Under the settlement with prosecutors, Pfizer agreed to bolster its corporate compliance program with measures to detect and prevent off-label marketing. The agreement also requires the firm to pay $38 million in civil penalties for harm caused to consumers in the 50 states and the District of Columbia. Part of that amount will fund an education campaign to dispel false information about Neurontin.

The settlement does not cover damages for any patients who may have been sickened by Neurontin, said Tom Dresslar, a spokesman for California Attorney General Bill Lockyer. Those patients can file personal-injury suits, he said.

Lockyer said California's share of the settlement will total about $15 million, of which $7.5 million will be used to reimburse the state Medi-Cal program for unnecessary Neurontin prescriptions. But California must return more than $7 million to the federal government, which covers about half the cost of state Medicaid programs.

Dresslar said Lockyer's office will continue to scrutinize drug marketing for evidence of off-label promotion. "We're not going to let drug companies profit by essentially making guinea pigs out of poor, elderly and other patients, or by defrauding taxpayers,'' he said.

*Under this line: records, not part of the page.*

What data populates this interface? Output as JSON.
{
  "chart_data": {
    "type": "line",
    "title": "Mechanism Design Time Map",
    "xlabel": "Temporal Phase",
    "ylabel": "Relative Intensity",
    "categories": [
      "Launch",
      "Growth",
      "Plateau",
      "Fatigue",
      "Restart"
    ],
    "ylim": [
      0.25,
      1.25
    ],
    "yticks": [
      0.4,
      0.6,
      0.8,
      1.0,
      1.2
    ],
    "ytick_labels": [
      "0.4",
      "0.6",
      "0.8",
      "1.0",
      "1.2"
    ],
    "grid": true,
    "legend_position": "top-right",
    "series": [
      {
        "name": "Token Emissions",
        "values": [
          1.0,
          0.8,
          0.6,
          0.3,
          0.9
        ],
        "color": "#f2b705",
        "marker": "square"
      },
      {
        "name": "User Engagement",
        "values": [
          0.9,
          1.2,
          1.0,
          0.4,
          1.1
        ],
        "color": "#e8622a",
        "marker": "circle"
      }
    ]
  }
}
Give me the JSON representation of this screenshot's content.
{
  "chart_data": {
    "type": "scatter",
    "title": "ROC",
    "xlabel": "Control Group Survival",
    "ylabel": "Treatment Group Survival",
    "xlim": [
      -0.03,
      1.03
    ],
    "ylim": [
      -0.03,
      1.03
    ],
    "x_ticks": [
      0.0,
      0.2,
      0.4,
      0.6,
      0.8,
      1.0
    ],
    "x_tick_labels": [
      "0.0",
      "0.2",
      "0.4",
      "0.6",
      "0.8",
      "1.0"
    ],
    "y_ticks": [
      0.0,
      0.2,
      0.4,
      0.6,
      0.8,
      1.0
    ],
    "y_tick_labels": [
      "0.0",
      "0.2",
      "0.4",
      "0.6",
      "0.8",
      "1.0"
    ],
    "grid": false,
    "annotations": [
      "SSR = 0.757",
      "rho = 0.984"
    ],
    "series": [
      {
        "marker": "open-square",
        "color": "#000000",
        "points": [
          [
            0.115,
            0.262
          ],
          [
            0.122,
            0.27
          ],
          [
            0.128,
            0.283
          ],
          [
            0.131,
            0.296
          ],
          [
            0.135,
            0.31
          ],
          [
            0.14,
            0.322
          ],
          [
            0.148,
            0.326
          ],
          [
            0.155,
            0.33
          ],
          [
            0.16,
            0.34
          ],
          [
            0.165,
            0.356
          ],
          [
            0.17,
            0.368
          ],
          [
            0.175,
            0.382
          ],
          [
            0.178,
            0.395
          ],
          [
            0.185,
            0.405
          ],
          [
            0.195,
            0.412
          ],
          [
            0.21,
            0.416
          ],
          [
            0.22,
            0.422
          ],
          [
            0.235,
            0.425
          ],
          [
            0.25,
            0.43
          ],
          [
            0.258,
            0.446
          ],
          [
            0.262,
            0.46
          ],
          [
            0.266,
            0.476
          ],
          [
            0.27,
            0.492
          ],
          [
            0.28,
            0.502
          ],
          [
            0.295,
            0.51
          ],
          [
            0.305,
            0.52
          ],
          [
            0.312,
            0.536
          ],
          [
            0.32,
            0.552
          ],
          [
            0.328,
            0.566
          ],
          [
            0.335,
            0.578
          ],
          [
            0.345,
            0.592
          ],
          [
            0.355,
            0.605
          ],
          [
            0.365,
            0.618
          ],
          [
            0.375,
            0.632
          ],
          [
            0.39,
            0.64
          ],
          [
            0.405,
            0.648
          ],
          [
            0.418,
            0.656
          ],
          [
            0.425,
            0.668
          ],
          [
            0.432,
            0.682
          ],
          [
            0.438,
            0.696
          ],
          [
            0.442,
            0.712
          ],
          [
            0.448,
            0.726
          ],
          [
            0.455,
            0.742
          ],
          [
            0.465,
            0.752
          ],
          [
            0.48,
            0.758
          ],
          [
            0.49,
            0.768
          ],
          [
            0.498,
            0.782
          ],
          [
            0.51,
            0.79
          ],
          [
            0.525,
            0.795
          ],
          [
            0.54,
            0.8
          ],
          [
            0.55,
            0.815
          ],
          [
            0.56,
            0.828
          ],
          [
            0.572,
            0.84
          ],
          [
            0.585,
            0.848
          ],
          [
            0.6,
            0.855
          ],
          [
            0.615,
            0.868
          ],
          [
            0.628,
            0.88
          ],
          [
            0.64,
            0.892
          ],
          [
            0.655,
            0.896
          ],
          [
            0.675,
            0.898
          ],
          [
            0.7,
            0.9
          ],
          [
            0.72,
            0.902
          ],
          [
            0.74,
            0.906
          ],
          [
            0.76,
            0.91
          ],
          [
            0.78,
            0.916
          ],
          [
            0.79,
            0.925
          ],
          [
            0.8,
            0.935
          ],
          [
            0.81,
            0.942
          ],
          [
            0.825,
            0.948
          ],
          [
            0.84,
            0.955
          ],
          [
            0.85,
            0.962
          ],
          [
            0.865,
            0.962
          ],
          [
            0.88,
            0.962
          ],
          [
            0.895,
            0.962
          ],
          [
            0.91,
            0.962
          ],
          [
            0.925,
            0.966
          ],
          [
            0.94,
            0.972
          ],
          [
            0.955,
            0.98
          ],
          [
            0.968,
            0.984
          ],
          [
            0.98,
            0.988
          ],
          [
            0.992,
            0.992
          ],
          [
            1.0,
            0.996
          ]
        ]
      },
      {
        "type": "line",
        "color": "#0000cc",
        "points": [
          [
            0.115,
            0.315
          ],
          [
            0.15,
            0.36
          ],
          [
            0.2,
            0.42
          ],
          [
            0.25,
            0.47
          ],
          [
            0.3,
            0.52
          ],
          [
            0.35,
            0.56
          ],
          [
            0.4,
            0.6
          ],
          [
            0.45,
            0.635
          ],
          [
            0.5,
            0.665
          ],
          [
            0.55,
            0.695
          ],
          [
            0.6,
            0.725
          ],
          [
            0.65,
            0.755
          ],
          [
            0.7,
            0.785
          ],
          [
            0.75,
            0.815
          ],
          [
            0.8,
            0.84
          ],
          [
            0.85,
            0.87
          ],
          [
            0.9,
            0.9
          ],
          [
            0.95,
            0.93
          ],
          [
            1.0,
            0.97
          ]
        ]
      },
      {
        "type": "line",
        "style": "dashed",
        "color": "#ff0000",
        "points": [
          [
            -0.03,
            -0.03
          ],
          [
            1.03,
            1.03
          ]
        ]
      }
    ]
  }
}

The Pfizer settlement comes as government scrutiny of off-label promotion is widening and as public health insurance programs as well as private medical plans look for ways to deal with the rising cost of prescription drugs.

Pfizer faces a separate civil suit in California to recover amounts paid for off-label Neurontin by individual patients and private health plans. It also faces government investigations of the marketing of additional drugs it obtained when it bought other drug companies.

Pfizer disclosed two months ago in a regulatory filing that the Justice Department is scrutinizing the marketing of the Genotropin growth hormone and Bextra painkiller, two drugs the company added to its portfolio when it bought Pharmacia Corp. last year. Pfizer and a dozen other drug companies are also accused in a lawsuit by Pennsylvania Attorney General Jerry Pappert of inflating drug prices with marketing costs.

Pfizer also disclosed in March that a federal grand jury in Maryland has sought testimony from former Warner-Lambert employees about the diabetes drug Rezulin, which was pulled off the U.S. market in March 2000 after it was linked to at least 63 liver-related deaths.